Understanding the different cultural, historical, and socio-economic contexts in which Christians live and God acts is critical to developing a full understanding of God and his Kingdom. Too often voices from these diverse contexts are suppressed or excluded in favor of voices from the dominant culture. But God is not limited by context. He is faithful in every circumstance, and by reading Plain Theology for Plain People, we receive a glimpse into late-nineteenth-century black life, rooted in Scripture and divine wisdom.
Racial diversity in the church is a critically important concern today, just as it was 100 years ago, and will be 100 years from now. The work of Charles Octavius Boothe provides us with an opportunity to engage with a historically muted perspective. Plain Theology for Plain People may be over 100 years old, but it is no less important today than when it was first published.
The following is an excerpt from Walter R. Strickland II’s introduction to Plain Theology for Plain People.
Why revive Plain Theology for Plain People?
Plain Theology for Plain People destroys reductionist stereotypes of black faith. Many are unfamiliar with the African American theological heritage because of its limited corpus. Black Christianity is largely an oral tradition, and its written resources have been obscured by racial bias. Today, as in Boothe’s time, many tend to caricature black Christian faith as merely “religious feeling and fervor.”
Plain Theology for Plain People shows black evangelicals that they belong in the broad evangelical tradition. Many thoughtful black Christians—often educated in evangelical universities and seminaries—have an enduring sense of homelessness in the evangelical tradition. Their ancestors are seldom, if ever, included as contributors to Evangelicalism. Boothe offers a window into an underexplored vista of theological expression. Black evangelicals have equal claim to the evangelical tradition—even though evangelicals have historically muted their voice.
Plain Theology for Plain People requires evangelicals to engage non-white theological voices. Because evangelical biblical and theological studies have excluded the voices of racial minorities, evangelical theology is shaped by the concerns of the dominant culture. Unfortunately, white evangelicals only hear minority evangelicals’ theology if it echoes white evangelical voices.

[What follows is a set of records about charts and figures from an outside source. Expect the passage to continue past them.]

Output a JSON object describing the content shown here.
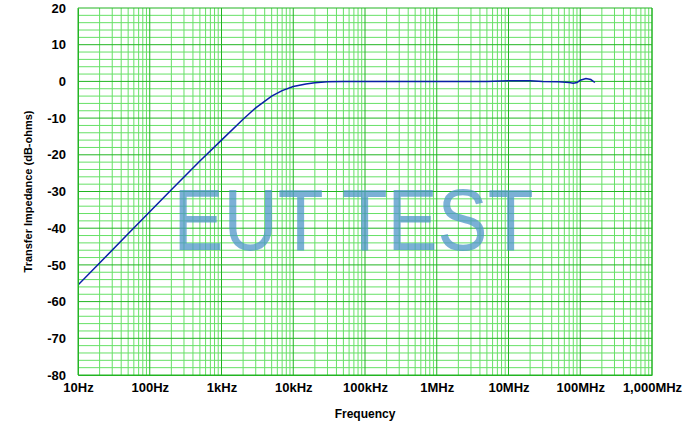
{
  "chart_data": {
    "type": "line",
    "xlabel": "Frequency",
    "ylabel": "Transfer Impedance (dB-ohms)",
    "annotations": [
      "EUT TEST"
    ],
    "x": [
      10,
      20,
      50,
      100,
      200,
      500,
      1000,
      2000,
      3000,
      5000,
      7000,
      10000,
      15000,
      20000,
      30000,
      50000,
      100000,
      1000000,
      5000000,
      10000000,
      20000000,
      30000000,
      50000000,
      70000000,
      80000000,
      90000000,
      100000000,
      120000000,
      140000000,
      160000000
    ],
    "values": [
      -55.5,
      -49.5,
      -41.5,
      -35.5,
      -29.5,
      -21.7,
      -16,
      -10.3,
      -7.2,
      -4,
      -2.5,
      -1.4,
      -0.7,
      -0.4,
      -0.1,
      0,
      0,
      0,
      0,
      0.2,
      0.2,
      0,
      -0.1,
      -0.3,
      -0.5,
      -0.3,
      0.3,
      0.8,
      0.5,
      -0.3
    ],
    "color": "#0a1fa8",
    "log": "x",
    "grid": true,
    "xlim": [
      10,
      1000000000
    ],
    "ylim": [
      -80,
      20
    ],
    "xticks": [
      {
        "value": 10,
        "label": "10Hz"
      },
      {
        "value": 100,
        "label": "100Hz"
      },
      {
        "value": 1000,
        "label": "1kHz"
      },
      {
        "value": 10000,
        "label": "10kHz"
      },
      {
        "value": 100000,
        "label": "100kHz"
      },
      {
        "value": 1000000,
        "label": "1MHz"
      },
      {
        "value": 10000000,
        "label": "10MHz"
      },
      {
        "value": 100000000,
        "label": "100MHz"
      },
      {
        "value": 1000000000,
        "label": "1,000MHz"
      }
    ],
    "yticks": [
      20,
      10,
      0,
      -10,
      -20,
      -30,
      -40,
      -50,
      -60,
      -70,
      -80
    ]
  }
}
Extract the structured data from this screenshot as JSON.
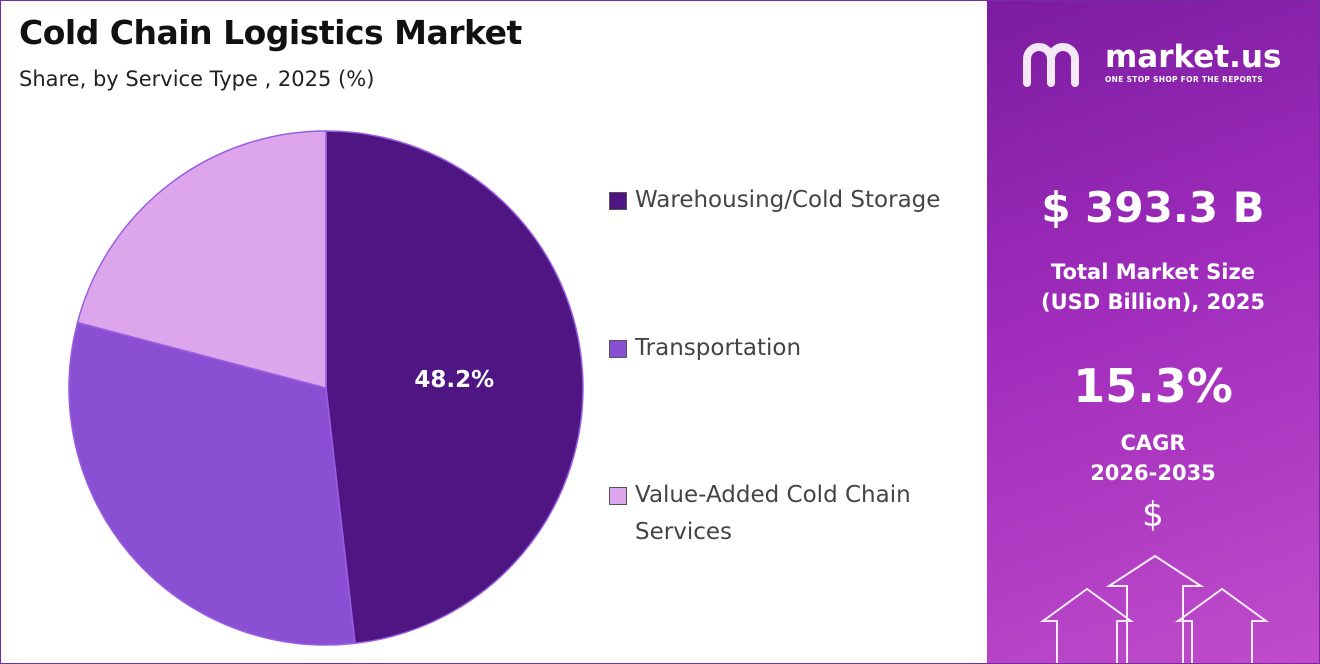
{
  "chart_data": {
    "type": "pie",
    "title": "Cold Chain Logistics Market",
    "subtitle": "Share, by Service Type , 2025 (%)",
    "categories": [
      "Warehousing/Cold Storage",
      "Transportation",
      "Value-Added Cold Chain Services"
    ],
    "values": [
      48.2,
      30.9,
      20.9
    ],
    "value_labels": [
      "48.2%",
      null,
      null
    ],
    "colors": [
      "#4e1583",
      "#8a4fd2",
      "#dda6ec"
    ]
  },
  "panel": {
    "brand": "market.us",
    "tagline": "ONE STOP SHOP FOR THE REPORTS",
    "market_size": "$ 393.3 B",
    "market_size_label": "Total Market Size (USD Billion), 2025",
    "cagr": "15.3%",
    "cagr_label": "CAGR",
    "cagr_period": "2026-2035",
    "currency_icon": "$"
  }
}
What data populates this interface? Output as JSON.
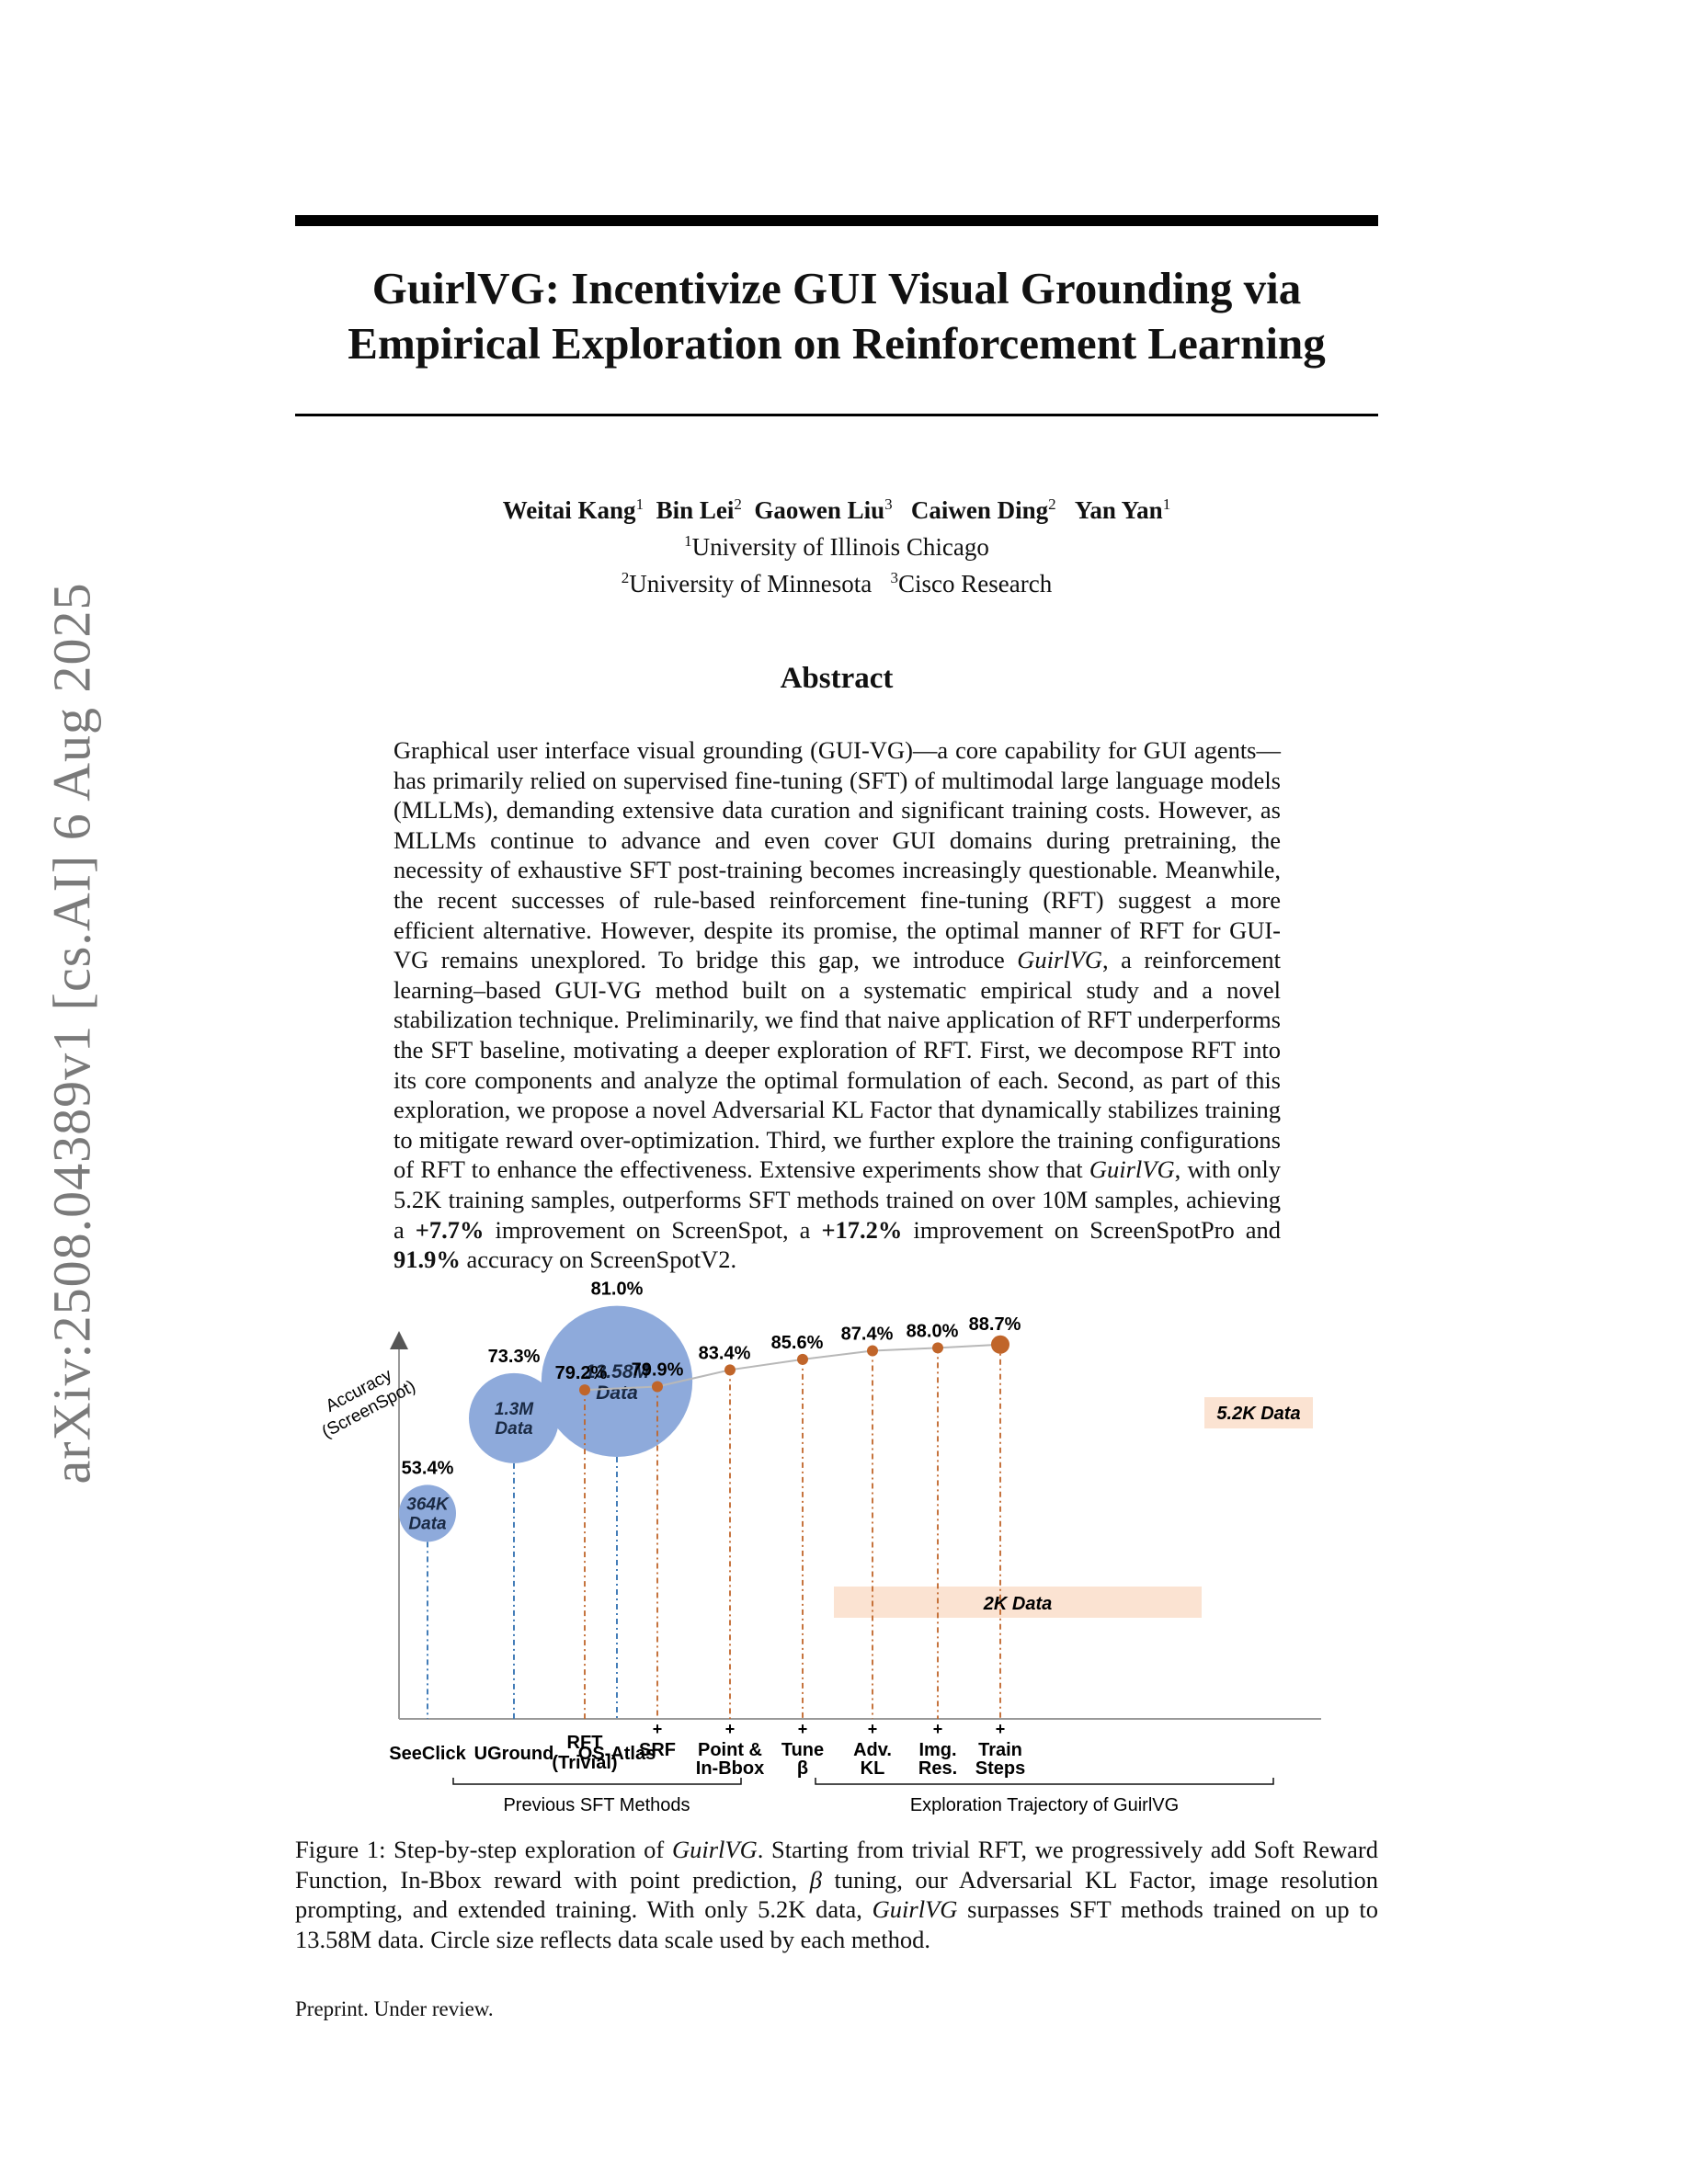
{
  "arxiv_stamp": "arXiv:2508.04389v1  [cs.AI]  6 Aug 2025",
  "title_line1": "GuirlVG: Incentivize GUI Visual Grounding via",
  "title_line2": "Empirical Exploration on Reinforcement Learning",
  "authors": [
    {
      "name": "Weitai Kang",
      "sup": "1"
    },
    {
      "name": "Bin Lei",
      "sup": "2"
    },
    {
      "name": "Gaowen Liu",
      "sup": "3"
    },
    {
      "name": "Caiwen Ding",
      "sup": "2"
    },
    {
      "name": "Yan Yan",
      "sup": "1"
    }
  ],
  "affiliations": {
    "a1_sup": "1",
    "a1": "University of Illinois Chicago",
    "a2_sup": "2",
    "a2": "University of Minnesota",
    "a3_sup": "3",
    "a3": "Cisco Research"
  },
  "abstract_heading": "Abstract",
  "abstract": {
    "p1": "Graphical user interface visual grounding (GUI-VG)—a core capability for GUI agents—has primarily relied on supervised fine-tuning (SFT) of multimodal large language models (MLLMs), demanding extensive data curation and significant training costs. However, as MLLMs continue to advance and even cover GUI domains during pretraining, the necessity of exhaustive SFT post-training becomes increasingly questionable. Meanwhile, the recent successes of rule-based reinforcement fine-tuning (RFT) suggest a more efficient alternative. However, despite its promise, the optimal manner of RFT for GUI-VG remains unexplored. To bridge this gap, we introduce ",
    "name1": "GuirlVG",
    "p2": ", a reinforcement learning–based GUI-VG method built on a systematic empirical study and a novel stabilization technique. Preliminarily, we find that naive application of RFT underperforms the SFT baseline, motivating a deeper exploration of RFT. First, we decompose RFT into its core components and analyze the optimal formulation of each. Second, as part of this exploration, we propose a novel Adversarial KL Factor that dynamically stabilizes training to mitigate reward over-optimization. Third, we further explore the training configurations of RFT to enhance the effectiveness. Extensive experiments show that ",
    "name2": "GuirlVG",
    "p3": ", with only 5.2K training samples, outperforms SFT methods trained on over 10M samples, achieving a ",
    "b1": "+7.7%",
    "p4": " improvement on ScreenSpot, a ",
    "b2": "+17.2%",
    "p5": " improvement on ScreenSpotPro and ",
    "b3": "91.9%",
    "p6": " accuracy on ScreenSpotV2."
  },
  "figure": {
    "y_axis_label_1": "Accuracy",
    "y_axis_label_2": "(ScreenSpot)",
    "group1_label": "Previous SFT Methods",
    "group2_label": "Exploration Trajectory of GuirlVG",
    "band_2k": "2K  Data",
    "band_52k": "5.2K Data"
  },
  "chart_data": {
    "type": "scatter",
    "ylabel": "Accuracy (ScreenSpot)",
    "previous_sft_methods": [
      {
        "name": "SeeClick",
        "accuracy_label": "53.4%",
        "accuracy": 53.4,
        "data_line1": "364K",
        "data_line2": "Data",
        "data_size_m": 0.364
      },
      {
        "name": "UGround",
        "accuracy_label": "73.3%",
        "accuracy": 73.3,
        "data_line1": "1.3M",
        "data_line2": "Data",
        "data_size_m": 1.3
      },
      {
        "name": "OS-Atlas",
        "accuracy_label": "81.0%",
        "accuracy": 81.0,
        "data_line1": "13.58M",
        "data_line2": "Data",
        "data_size_m": 13.58
      }
    ],
    "trajectory": [
      {
        "step_line1": "RFT",
        "step_line2": "(Trivial)",
        "plus": false,
        "accuracy_label": "79.2%",
        "accuracy": 79.2
      },
      {
        "step_line1": "SRF",
        "step_line2": "",
        "plus": true,
        "accuracy_label": "79.9%",
        "accuracy": 79.9
      },
      {
        "step_line1": "Point &",
        "step_line2": "In-Bbox",
        "plus": true,
        "accuracy_label": "83.4%",
        "accuracy": 83.4
      },
      {
        "step_line1": "Tune",
        "step_line2": "β",
        "plus": true,
        "accuracy_label": "85.6%",
        "accuracy": 85.6
      },
      {
        "step_line1": "Adv.",
        "step_line2": "KL",
        "plus": true,
        "accuracy_label": "87.4%",
        "accuracy": 87.4
      },
      {
        "step_line1": "Img.",
        "step_line2": "Res.",
        "plus": true,
        "accuracy_label": "88.0%",
        "accuracy": 88.0
      },
      {
        "step_line1": "Train",
        "step_line2": "Steps",
        "plus": true,
        "accuracy_label": "88.7%",
        "accuracy": 88.7
      }
    ],
    "colors": {
      "sft_bubble": "#8eaadb",
      "trajectory_point": "#c0652a",
      "data_band": "#fbe3d2",
      "sft_dashes": "#2f6fb0"
    }
  },
  "caption": {
    "prefix": "Figure 1: Step-by-step exploration of ",
    "name1": "GuirlVG",
    "t1": ". Starting from trivial RFT, we progressively add Soft Reward Function, In-Bbox reward with point prediction, ",
    "beta": "β",
    "t2": " tuning, our Adversarial KL Factor, image resolution prompting, and extended training. With only 5.2K data, ",
    "name2": "GuirlVG",
    "t3": " surpasses SFT methods trained on up to 13.58M data. Circle size reflects data scale used by each method."
  },
  "footer": "Preprint. Under review."
}
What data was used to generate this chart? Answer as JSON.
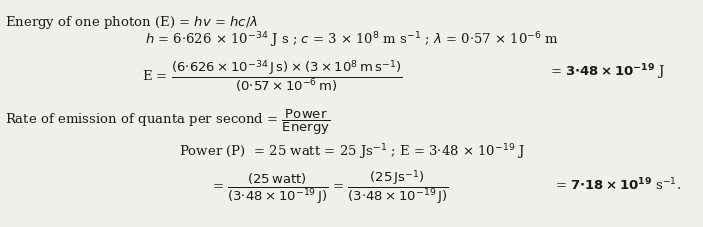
{
  "bg_color": "#f0f0eb",
  "text_color": "#1a1a1a",
  "figsize": [
    7.03,
    2.27
  ],
  "dpi": 100
}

Unity in Christ demands an openness to collaboration and to mutual sharpening in the theological task. Evangelicals often presume that the task of theology is merely to comprehend God. But the goal of theology is wisdom—a lived demonstration of knowing God. God, not context, has ultimate authority, and yet wisdom demands understanding the context in which Christians live and God works.
Christians need Christians from different cultural, historical, and socioeconomic contexts to develop wisdom. Boothe grappled with God’s relation to late-nineteenth-century black life—including economic disenfranchisement, lynching terror, and legal segregation. Chronological and cultural distance allows readers today to see how Boothe embodied divine wisdom in his context. As a result, believers are encouraged by God’s actions in the past: the Lord God is faithful in every circumstance.
Plain Theology for Plain People exemplifies how the Bible informs Christian doctrine. Systematic theologians continually fight the temptation to conform Scripture to a theological system (be it Reformed Theology, Liberation Theology, or Neo-Orthodox Theology). While every theological paradigm ought to be based on Scripture, not every verse fits neatly into a system. With his audience in mind, Boothe reinforces the sufficiency of Scripture by giving an organized account of how Scripture informs Christian doctrine. Through his biblical centrality Boothe circumvents the theological skirmishes of the academy. Like Boothe, theologians today must make the lofty ideas of theology plain to common Christians.